Surdos ainda enfrentam dificuldades na educação

Neste ano, pela 1ª vez, Enem teve videoprovas traduzidas para Libras

LAURA FERNANDES | APRIMORAMENTO PROFISSIONAL
Letícia (E) e Raquel (D) são intérpretes de Joiciene (ao centro), primeira surda graduada na UFU / Foto: Milton Santos/UFU

 

A linguagem está diretamente relacionada aos processos comunicativos, que nos permitem interagir com a sociedade e adquirir conhecimento. Onde não há linguagem, não há comunicação, o que impacta diretamente no processo educacional do cidadão. Sem a linguagem adequada, as pessoas surdas esperaram 19 anos desde a primeira edição do Exame Nacional do Ensino Médio (Enem) até que pudessem fazê-lo em videoprovas traduzidas para a Língua Brasileira de Sinais (Libras), neste ano. O exame, também pela primeira, trouxe, no domingo passado, os surdos como tema de redação.

Para entender os desafios da educação para os surdos, a reportagem do Diário do Comércio de Uberlândia conversou com alguns profissionais desta área que atuam na cidade, a maioria deles surdos e envolvidos neste contexto.

De acordo com os entrevistados, a linguagem é a maior dificuldade educacional para os surdos. Eles contam que a imposição da segunda língua portuguesa e a ausência de profissionais capacitados para atender às necessidades de sua comunicação são fatores de peso no processo educacional e que chegam a afastar esse público da educação.

Os profissionais entrevistados reconhecem os avanços da inclusão dos surdos nos últimos anos e entendem a visibilidade do tema na última semana como um estímulo às discussões e às necessidades dos surdos, embora, de acordo com eles, ainda muitas mudanças precisam ser realizadas.

 

DESAFIO

Lucio Cruz Silveira Amorim é surdo, graduado em Letras com habilitação em Língua Brasileira de Sinais (Libras) e professor de Libras desde 2011 em Uberlândia. Filho de pais surdos, Silveira conta que no período de sua vida escolar apresentou dificuldades de comunicação. Em casa, ele tinha contato com Libras, mas na escola a língua de sinais não era utilizada pelos professores.

"Não tive intérprete até a sétima série. Depois, me matriculei no Instituto Nacional de Educação de Surdos (Ines), onde quase todos os professores são graduados em Libras”, relata Amorim sobre o período inicial de sua educação, realizado na cidade do Rio de Janeiro.
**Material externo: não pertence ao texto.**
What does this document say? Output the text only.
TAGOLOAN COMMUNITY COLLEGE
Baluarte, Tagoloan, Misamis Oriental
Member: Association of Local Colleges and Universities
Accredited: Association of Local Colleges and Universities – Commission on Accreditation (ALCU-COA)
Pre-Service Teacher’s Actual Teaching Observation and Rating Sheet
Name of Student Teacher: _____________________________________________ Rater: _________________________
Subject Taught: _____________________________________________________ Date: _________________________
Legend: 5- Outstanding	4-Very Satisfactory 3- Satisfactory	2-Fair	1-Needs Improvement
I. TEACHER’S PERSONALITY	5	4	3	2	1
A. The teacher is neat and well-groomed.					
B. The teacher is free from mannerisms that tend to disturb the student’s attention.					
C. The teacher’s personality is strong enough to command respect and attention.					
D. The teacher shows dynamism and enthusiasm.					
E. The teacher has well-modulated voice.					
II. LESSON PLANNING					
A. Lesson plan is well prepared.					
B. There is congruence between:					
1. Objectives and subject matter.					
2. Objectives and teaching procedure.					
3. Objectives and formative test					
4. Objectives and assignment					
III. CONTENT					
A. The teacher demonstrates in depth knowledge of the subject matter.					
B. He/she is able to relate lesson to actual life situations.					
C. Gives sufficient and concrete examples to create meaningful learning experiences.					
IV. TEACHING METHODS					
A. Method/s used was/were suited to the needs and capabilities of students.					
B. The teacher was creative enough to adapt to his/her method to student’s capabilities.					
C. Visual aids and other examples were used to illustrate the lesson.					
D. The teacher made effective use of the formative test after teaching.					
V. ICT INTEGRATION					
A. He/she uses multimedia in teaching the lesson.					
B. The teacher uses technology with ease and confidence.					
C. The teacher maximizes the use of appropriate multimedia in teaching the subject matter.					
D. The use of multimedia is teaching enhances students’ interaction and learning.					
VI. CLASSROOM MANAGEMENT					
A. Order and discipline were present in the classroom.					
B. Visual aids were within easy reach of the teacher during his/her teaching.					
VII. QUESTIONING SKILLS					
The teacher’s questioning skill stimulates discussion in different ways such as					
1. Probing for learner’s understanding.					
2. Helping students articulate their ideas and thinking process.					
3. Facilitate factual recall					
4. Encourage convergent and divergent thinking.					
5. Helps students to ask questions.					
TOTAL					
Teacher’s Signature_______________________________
Na universidade, o professor conta que a maioria dos professores eram surdos e habilitados em Libras, e nos casos de não serem capacitados, havia intérpretes.

O professor afirma que a presença de surdos na educação é uma forma de incentivo a outras pessoas com deficiência auditiva seguirem o caminho acadêmico e conquistarem diferentes profissões, e ainda acredita que a maior dificuldade no processo de sua educação foi o português, justamente pela falta de um intérprete.

Amorim também é pai do Luciano de Oliveira, de 20 anos, e de Andreia de Oliveira, de 16, e conta que os desafios na educação também foram vivenciados com os filhos, ambos surdos, em Uberlândia. "Eu e minha esposa fomos na Secretaria Municipal de Educação da cidade e lutamos até conseguir colocar intérprete de Libras durante todos os anos", conta ele sobre o atendimento no ensino público da cidade.

O professor acredita que ainda falta conhecimento dos órgãos municipais quanto à educação dos surdos e a acessibilidade em Libras e aponta a escola ou classe bilíngue para surdos como a melhor forma de inclusão social.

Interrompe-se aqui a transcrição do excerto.